His tongue darts out of his mouth and smooths over his bottom lip. And that brow of his, it arches in question, joining his words for one hell of a ride when he quietly asks, “Is it Sebastian’s cousin? Did he hurt you?”

I glance away because yes, he did hurt me, and I want to shout that from the tallest building in Chatham Hills. However, the only person I really want to hear it is Colson. Not my ex who stands in front of me with assessing eyes and judgmental words.

“I know that look, Violet. You look fucking wrecked. I know you two have been seeing each other, and I’m good with that. Just want to make sure you’re good, too. If something happened…”

I conjure as much strength as I can muster and raise my head.

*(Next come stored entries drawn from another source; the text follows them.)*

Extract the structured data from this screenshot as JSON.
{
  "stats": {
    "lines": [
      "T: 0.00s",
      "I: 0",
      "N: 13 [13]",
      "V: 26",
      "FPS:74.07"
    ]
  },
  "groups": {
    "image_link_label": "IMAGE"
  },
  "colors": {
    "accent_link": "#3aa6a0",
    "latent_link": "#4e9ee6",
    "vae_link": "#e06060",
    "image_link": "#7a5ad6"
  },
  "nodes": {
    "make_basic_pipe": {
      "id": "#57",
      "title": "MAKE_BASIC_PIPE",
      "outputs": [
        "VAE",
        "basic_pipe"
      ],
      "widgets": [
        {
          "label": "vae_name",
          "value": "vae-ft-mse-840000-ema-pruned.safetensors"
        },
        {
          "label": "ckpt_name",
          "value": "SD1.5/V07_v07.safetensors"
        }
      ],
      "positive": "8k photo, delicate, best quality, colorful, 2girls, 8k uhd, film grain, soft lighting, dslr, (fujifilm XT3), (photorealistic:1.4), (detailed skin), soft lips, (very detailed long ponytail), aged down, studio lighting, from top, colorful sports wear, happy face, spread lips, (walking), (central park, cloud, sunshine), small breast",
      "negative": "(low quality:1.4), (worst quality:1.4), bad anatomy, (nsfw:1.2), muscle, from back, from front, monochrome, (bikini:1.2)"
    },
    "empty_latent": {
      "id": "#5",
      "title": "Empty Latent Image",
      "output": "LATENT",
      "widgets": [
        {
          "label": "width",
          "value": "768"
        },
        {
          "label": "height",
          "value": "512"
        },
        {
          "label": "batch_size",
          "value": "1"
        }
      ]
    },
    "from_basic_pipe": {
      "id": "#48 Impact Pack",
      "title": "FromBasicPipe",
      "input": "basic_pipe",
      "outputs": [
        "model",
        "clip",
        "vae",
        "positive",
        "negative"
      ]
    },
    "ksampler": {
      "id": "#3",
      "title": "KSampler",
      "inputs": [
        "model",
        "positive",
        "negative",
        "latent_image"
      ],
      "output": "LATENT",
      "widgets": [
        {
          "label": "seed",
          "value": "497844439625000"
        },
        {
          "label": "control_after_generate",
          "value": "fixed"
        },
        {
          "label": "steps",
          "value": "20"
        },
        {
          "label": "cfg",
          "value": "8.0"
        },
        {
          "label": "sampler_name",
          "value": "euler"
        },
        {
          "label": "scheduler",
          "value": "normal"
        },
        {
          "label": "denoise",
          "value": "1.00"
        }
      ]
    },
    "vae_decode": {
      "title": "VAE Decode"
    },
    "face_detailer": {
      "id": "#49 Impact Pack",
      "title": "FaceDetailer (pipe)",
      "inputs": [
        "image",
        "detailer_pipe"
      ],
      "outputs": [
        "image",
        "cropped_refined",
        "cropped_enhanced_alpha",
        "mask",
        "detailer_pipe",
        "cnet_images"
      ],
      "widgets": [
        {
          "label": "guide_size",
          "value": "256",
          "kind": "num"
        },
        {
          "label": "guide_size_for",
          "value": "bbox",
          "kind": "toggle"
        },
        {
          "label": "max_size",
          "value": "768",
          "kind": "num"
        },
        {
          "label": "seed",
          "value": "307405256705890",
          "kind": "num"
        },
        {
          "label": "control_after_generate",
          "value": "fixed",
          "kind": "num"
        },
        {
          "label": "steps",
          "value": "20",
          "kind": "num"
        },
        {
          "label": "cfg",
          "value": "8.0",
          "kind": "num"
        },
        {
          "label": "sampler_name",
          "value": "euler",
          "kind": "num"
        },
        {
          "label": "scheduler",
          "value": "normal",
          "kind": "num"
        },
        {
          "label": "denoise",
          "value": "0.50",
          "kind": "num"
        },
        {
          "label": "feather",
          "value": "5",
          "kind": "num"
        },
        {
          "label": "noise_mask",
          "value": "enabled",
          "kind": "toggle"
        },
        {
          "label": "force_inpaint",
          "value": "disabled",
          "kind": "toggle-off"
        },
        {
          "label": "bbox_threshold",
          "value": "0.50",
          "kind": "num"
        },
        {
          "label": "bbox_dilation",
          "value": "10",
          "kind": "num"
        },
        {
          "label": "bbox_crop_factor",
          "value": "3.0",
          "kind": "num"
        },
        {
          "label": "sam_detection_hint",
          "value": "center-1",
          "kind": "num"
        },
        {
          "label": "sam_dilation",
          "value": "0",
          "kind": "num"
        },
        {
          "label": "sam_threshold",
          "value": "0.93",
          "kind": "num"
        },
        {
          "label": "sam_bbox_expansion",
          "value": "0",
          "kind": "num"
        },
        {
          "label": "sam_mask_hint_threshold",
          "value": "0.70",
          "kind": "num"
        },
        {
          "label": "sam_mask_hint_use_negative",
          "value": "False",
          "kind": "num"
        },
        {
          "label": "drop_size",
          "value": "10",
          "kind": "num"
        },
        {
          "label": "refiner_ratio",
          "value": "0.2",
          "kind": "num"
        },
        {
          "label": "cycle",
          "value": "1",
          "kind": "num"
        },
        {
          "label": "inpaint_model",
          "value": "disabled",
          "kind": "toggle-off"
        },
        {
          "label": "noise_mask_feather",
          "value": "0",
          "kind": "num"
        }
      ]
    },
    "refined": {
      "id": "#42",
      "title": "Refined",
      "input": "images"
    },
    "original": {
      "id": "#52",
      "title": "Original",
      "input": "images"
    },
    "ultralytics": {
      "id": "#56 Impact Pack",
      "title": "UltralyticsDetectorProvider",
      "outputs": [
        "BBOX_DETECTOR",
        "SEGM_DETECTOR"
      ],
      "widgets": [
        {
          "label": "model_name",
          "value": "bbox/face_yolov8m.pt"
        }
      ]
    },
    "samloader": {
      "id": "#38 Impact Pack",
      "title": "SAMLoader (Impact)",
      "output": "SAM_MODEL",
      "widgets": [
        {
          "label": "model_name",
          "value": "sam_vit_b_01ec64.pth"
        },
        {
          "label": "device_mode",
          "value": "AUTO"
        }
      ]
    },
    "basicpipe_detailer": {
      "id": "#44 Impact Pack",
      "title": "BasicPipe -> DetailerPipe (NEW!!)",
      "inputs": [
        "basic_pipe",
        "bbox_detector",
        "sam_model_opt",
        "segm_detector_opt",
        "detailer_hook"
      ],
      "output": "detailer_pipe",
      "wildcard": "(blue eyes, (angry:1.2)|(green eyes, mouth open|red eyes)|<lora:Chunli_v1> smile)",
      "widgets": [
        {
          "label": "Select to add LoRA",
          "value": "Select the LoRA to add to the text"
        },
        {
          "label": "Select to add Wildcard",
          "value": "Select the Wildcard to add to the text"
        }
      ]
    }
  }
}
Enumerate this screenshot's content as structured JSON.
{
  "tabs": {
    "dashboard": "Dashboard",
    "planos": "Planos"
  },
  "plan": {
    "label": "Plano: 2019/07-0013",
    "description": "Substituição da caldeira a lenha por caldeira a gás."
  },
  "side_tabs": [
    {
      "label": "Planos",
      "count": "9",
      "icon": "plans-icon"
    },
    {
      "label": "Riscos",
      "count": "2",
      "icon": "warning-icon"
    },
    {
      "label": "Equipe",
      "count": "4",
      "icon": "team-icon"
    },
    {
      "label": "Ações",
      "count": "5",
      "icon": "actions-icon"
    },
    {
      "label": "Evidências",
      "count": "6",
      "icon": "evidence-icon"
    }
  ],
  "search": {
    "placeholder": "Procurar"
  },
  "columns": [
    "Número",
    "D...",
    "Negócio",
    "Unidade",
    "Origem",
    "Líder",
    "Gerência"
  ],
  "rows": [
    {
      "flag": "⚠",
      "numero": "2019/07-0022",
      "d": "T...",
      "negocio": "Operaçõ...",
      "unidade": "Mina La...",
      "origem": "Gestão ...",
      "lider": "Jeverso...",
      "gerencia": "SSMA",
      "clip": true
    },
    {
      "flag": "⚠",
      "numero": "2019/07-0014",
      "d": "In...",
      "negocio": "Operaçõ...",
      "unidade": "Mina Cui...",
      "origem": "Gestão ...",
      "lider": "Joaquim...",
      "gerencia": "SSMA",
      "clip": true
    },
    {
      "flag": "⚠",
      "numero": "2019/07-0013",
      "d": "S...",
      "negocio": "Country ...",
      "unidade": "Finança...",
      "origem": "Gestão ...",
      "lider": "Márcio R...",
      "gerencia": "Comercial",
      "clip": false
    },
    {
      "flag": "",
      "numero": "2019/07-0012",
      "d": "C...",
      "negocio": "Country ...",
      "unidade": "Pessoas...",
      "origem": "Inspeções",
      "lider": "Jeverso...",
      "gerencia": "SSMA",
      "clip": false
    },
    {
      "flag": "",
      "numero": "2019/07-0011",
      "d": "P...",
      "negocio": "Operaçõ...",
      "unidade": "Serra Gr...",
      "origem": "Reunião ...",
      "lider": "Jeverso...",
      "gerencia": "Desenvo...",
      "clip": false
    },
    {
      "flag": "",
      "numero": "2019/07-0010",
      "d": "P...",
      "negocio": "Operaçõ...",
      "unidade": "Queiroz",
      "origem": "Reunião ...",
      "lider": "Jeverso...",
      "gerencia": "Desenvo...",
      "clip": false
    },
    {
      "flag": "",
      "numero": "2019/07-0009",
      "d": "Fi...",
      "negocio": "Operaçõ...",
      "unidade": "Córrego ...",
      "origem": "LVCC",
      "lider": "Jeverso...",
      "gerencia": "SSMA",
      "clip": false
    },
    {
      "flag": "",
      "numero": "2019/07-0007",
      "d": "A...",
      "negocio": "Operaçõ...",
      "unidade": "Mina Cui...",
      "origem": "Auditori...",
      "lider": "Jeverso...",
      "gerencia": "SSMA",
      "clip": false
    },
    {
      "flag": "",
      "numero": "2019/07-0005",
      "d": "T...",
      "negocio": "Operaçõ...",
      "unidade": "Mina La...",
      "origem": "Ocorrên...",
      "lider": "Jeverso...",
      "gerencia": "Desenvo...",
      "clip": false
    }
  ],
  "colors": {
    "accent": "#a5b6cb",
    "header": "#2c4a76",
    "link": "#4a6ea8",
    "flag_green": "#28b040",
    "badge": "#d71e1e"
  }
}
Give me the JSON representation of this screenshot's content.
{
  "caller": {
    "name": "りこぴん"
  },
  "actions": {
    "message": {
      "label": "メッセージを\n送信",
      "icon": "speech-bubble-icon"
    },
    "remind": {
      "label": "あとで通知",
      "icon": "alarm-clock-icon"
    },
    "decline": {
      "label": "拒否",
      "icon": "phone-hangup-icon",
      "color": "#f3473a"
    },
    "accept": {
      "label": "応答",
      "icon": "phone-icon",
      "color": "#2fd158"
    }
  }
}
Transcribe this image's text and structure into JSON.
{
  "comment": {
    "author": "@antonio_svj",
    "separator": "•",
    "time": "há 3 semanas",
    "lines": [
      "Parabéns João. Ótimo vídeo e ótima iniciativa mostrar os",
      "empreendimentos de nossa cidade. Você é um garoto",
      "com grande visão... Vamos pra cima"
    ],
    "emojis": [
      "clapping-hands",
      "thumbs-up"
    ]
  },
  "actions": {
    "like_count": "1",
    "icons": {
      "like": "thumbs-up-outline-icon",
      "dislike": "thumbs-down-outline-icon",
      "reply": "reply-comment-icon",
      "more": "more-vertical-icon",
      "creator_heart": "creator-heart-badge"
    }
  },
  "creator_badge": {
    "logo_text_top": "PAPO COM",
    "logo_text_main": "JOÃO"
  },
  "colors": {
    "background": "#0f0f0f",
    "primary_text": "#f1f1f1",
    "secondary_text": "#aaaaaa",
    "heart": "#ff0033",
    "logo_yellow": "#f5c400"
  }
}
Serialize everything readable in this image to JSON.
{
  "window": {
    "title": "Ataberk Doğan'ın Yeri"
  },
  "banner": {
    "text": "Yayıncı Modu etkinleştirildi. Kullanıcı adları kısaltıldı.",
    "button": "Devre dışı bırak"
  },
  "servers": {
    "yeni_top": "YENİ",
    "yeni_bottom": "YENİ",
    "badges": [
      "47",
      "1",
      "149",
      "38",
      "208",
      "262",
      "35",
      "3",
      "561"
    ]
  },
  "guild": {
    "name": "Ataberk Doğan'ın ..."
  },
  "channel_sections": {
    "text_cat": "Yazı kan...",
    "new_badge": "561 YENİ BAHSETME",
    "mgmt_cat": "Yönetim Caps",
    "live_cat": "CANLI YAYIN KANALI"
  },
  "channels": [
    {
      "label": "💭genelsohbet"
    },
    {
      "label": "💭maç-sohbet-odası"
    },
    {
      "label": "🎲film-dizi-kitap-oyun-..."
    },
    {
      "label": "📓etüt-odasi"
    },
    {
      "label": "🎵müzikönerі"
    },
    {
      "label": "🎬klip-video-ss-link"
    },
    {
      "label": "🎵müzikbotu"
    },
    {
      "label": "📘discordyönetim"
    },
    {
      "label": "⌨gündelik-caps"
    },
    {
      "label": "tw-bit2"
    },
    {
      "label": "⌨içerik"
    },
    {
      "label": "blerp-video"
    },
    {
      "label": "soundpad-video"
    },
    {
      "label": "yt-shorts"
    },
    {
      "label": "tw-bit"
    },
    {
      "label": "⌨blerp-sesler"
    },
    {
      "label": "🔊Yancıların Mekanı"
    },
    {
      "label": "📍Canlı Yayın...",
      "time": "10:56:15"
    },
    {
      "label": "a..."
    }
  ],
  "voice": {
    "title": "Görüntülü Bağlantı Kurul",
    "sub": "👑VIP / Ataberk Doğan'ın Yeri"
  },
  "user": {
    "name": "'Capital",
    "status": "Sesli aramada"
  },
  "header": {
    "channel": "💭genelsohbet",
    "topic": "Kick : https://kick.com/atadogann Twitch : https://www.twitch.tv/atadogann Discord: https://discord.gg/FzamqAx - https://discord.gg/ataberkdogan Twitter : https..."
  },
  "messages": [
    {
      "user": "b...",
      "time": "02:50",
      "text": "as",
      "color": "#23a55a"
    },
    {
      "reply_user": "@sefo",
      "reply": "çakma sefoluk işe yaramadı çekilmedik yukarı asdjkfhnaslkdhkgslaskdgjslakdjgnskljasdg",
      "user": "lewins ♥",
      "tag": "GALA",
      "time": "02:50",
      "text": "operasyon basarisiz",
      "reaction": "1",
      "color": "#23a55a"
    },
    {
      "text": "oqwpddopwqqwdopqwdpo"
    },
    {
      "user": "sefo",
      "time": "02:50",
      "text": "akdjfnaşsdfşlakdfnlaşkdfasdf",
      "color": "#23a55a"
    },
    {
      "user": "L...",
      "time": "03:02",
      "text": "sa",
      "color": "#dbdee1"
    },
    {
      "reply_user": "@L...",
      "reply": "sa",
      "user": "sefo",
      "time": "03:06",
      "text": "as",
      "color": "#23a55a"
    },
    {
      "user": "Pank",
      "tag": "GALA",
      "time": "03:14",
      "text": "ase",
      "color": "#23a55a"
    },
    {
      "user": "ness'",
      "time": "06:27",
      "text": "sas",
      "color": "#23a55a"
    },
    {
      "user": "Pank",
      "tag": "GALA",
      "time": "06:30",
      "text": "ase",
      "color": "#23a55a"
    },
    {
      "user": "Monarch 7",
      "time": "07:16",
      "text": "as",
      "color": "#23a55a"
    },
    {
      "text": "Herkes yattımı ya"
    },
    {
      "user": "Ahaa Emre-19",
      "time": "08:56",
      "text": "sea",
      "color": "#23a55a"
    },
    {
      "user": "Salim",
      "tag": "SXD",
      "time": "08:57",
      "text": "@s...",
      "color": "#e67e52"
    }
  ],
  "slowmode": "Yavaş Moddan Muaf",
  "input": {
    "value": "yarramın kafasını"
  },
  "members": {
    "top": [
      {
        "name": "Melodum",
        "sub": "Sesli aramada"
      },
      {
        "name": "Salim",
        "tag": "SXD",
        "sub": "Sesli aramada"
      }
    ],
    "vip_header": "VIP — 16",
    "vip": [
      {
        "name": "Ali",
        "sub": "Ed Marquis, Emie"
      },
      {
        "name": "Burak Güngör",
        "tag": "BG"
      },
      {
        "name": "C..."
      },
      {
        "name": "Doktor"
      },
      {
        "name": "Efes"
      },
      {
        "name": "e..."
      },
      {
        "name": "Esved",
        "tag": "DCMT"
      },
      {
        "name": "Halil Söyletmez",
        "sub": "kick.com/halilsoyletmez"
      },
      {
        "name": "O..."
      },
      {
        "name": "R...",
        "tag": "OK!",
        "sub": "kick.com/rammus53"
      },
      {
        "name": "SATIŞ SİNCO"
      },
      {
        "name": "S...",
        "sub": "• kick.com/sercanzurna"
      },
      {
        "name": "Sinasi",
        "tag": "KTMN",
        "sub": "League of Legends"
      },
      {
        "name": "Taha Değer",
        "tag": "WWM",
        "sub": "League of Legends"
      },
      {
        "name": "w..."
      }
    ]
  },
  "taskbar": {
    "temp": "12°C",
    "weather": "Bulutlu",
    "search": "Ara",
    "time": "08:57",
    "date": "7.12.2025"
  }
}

My spine straightens along with it. “I’m okay,” I answer, looking Webber in the eyes. “He didn’t do anything. Finals are just dragging me down.” It’s on me for falling for someone who’s tragically damaged yet beautifully made.

“You say that, but I’m having a real hard time believing it.” He rubs his lips together. “If you don’t want to tell me, fine, but at least talk to Sebastian. He’ll help you through whatever you’re going through, and he won’t be afraid to call his own flesh and blood out on his bullshit.”

Webber’s name comes from behind me, someone shouting it over the clunking of a nearby weight machine. He lifts his gaze over my shoulder before I have the chance to thank him for being decent. With everything we’ve been through, it’s nice to know that he’s not holding grudges.

“That’s a buddy of mine I’ve been training with,” he explains, tossing a thumb over his shoulder. “I gotta go.”

“Yeah, sure. Go ahead.”

He looks at me for one long stretch. Almost like he doesn’t want to go to his friend at all. But we both know he can’t stay rooted in front of me. We’re living two different lives now, and his is calling him back into its orbit.

“Keep your head up, Vi. And never fucking forget that you deserve the world. You know you do. Don’t settle for whatever shit you’re going through. Go after what makes you happy.”

I nod with a tiny smile, holding my water bottle to my chest despite my ribcage trying to reflect the crack in my cup. Webber steps around me, getting lost in the mix of chaos happening in the gym. I don’t turn around to see where he goes or if he turns and steals one last glance of me. It’s not until I’m halfway home that I notice I never picked up my earbud from the gym floor.